Cameron has been the most vocal critic of Sri Lanka's record on rights during a biennale summit of Commonwealth nations being held in the capital Colombo. The normally sedate event has been shaken by the intensifying row over atrocities during the final months of the war and ongoing abuses ever since. "Let me be very clear.
If an investigation is not completed by March, then I will use our position on the U.N. Human Rights Council to work with the U.N. Human Rights Commission and call for a full credible and independent international inquiry," Cameron told reporters. March is when the U.N. Human Rights Commission next meets to assess Sri Lanka's progress on addressing human rights abuses including allegations of war crimes.
It was not immediately clear what form an international inquiry would take. Sri Lanka has in the past refused to allow the United Nations unfettered access to the former war zones.
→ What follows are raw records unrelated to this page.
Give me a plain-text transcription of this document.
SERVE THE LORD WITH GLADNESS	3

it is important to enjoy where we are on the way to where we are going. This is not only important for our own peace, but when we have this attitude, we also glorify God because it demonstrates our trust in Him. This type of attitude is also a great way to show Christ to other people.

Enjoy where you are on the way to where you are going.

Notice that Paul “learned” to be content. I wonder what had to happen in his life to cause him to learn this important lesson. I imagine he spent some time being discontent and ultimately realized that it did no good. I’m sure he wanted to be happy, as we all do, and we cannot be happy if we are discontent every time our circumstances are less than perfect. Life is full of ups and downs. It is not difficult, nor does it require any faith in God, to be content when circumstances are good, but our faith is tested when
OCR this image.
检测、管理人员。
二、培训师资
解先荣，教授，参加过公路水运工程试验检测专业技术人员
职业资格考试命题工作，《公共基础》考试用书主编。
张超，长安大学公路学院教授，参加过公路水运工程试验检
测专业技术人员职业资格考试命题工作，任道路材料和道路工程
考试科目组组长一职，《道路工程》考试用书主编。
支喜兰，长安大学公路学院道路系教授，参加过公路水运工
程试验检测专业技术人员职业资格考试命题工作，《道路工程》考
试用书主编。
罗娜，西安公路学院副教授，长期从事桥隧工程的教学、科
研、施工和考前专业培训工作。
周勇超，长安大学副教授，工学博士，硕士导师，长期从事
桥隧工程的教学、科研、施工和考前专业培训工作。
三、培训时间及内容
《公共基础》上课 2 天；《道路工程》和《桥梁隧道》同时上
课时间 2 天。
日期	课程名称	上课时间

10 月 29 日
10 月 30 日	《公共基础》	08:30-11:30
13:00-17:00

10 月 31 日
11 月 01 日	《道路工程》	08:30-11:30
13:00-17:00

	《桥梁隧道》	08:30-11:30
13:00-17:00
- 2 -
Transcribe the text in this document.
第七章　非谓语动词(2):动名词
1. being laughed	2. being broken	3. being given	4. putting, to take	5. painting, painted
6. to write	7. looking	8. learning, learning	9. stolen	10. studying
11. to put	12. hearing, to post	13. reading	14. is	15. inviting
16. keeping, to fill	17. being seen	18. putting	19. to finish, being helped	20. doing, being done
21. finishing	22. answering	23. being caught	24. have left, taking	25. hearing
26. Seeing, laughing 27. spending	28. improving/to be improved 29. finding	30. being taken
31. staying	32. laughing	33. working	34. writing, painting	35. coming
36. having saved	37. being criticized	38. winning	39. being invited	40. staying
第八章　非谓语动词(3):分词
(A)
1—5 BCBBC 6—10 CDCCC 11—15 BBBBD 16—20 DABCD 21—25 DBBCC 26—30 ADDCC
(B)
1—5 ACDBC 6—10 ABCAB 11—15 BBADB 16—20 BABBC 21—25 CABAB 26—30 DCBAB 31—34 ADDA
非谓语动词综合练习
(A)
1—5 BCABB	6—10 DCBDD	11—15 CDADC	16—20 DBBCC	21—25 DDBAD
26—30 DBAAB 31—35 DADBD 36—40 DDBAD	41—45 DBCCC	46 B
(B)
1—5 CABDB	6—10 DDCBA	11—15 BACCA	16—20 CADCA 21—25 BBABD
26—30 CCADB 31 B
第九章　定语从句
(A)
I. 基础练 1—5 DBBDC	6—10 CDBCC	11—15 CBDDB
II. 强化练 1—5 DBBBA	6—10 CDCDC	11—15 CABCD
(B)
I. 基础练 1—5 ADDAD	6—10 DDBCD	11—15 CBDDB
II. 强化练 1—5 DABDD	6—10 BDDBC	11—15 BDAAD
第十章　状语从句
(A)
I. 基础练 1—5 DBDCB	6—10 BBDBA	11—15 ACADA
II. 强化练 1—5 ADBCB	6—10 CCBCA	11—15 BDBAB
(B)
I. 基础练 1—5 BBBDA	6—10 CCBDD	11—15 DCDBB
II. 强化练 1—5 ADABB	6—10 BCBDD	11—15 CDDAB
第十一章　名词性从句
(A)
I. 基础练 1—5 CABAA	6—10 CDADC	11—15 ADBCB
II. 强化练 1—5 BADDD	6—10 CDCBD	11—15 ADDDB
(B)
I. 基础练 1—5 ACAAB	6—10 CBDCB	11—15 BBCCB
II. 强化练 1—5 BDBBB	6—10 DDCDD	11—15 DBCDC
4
The Sri Lankan army crushed Tamil Tiger separatists in the final battle of a long civil war in 2009, in a strategy partly drawn up by President Mahinda Rajapaksa's brother, defence secretary Gotabaya Rajapaksa. Some 300,000 civilians were trapped on a narrow beach during the onslaught and a U.N. panel estimates 40,000 non-combatants died.
Both sides committed atrocities but army shelling killed most victims, it concluded. Since the end of the war, harassment of government critics, including attacks on journalists and human rights workers have continued. A heavy army presence on the former Tamil Tiger strongholds in the north of the country angers some local ethnic Tamils who feel they are treated as enemies of the state.
"Ultimately all of this is about reconciliation. It is about bringing justice and closure and healing to this country which now has a chance of a much brighter future. That will only happen by dealing with these issues and not ignoring them," Cameron said in a news conference.
The government, run by Rajapaksa and several of his family members, disputes the number given for civilian deaths and says civilian casualties were far lower. It says criticism of its record on rights amounts to foreign interference in its affairs.
"We are not going to allow, definitely we will object it," another one of the president's brothers, Economic Development Minister Basil Rajapaksa said in response to a question about the possibility of an international inquiry. At the opening ceremony of the Commonwealth meeting on Friday, the president said he had saved lives by ending the war and that the Commonwealth should not be a punitive organisation dominated by "bilateral agendas."
The Commonwealth groups 53 nations, mostly former British colonies, and is headed by Queen Elizabeth. It has little power or economic clout but sometimes plays a role in resolving disputes.
Sri Lanka had predicted 37 of the Commonwealth's member nations would attend the summit. In the end, just 26 showed up. The leaders of Canada and Mauritius publicly boycotted the event because of concerns about human rights. India's prime minister stayed away because of pressure from Indian ethnic Tamils.
There have been calls, including from Britain's Labour party, to block Rajapaksa from assuming the chair of the Commonwealth, a largely ceremonial position Sri Lanka is entitled to as the host of the summit. Labour fears the role will allow the president to be involved in the Commonwealth Games to be hosted in Glasgow in 2014.
Government supporters protesting on Colombo's streets accuse Britain of neo-colonialism for telling the Rajapaksa government how to behave. The lead editorial in pro-government newspaper The Island asked whether the hostile diplomacy was not "war by other means".
Since the civil war ended, the government has made rapid progress on rebuilding the war-torn north, especially road projects. Elections in the northern province in September resulted in a landslide victory for a Tamil opposition party formerly linked to the Tigers.
In a meeting on Friday, Rajapaksa told Cameron that it was only four years since the war had ended and the country needed more time to overcome its problems.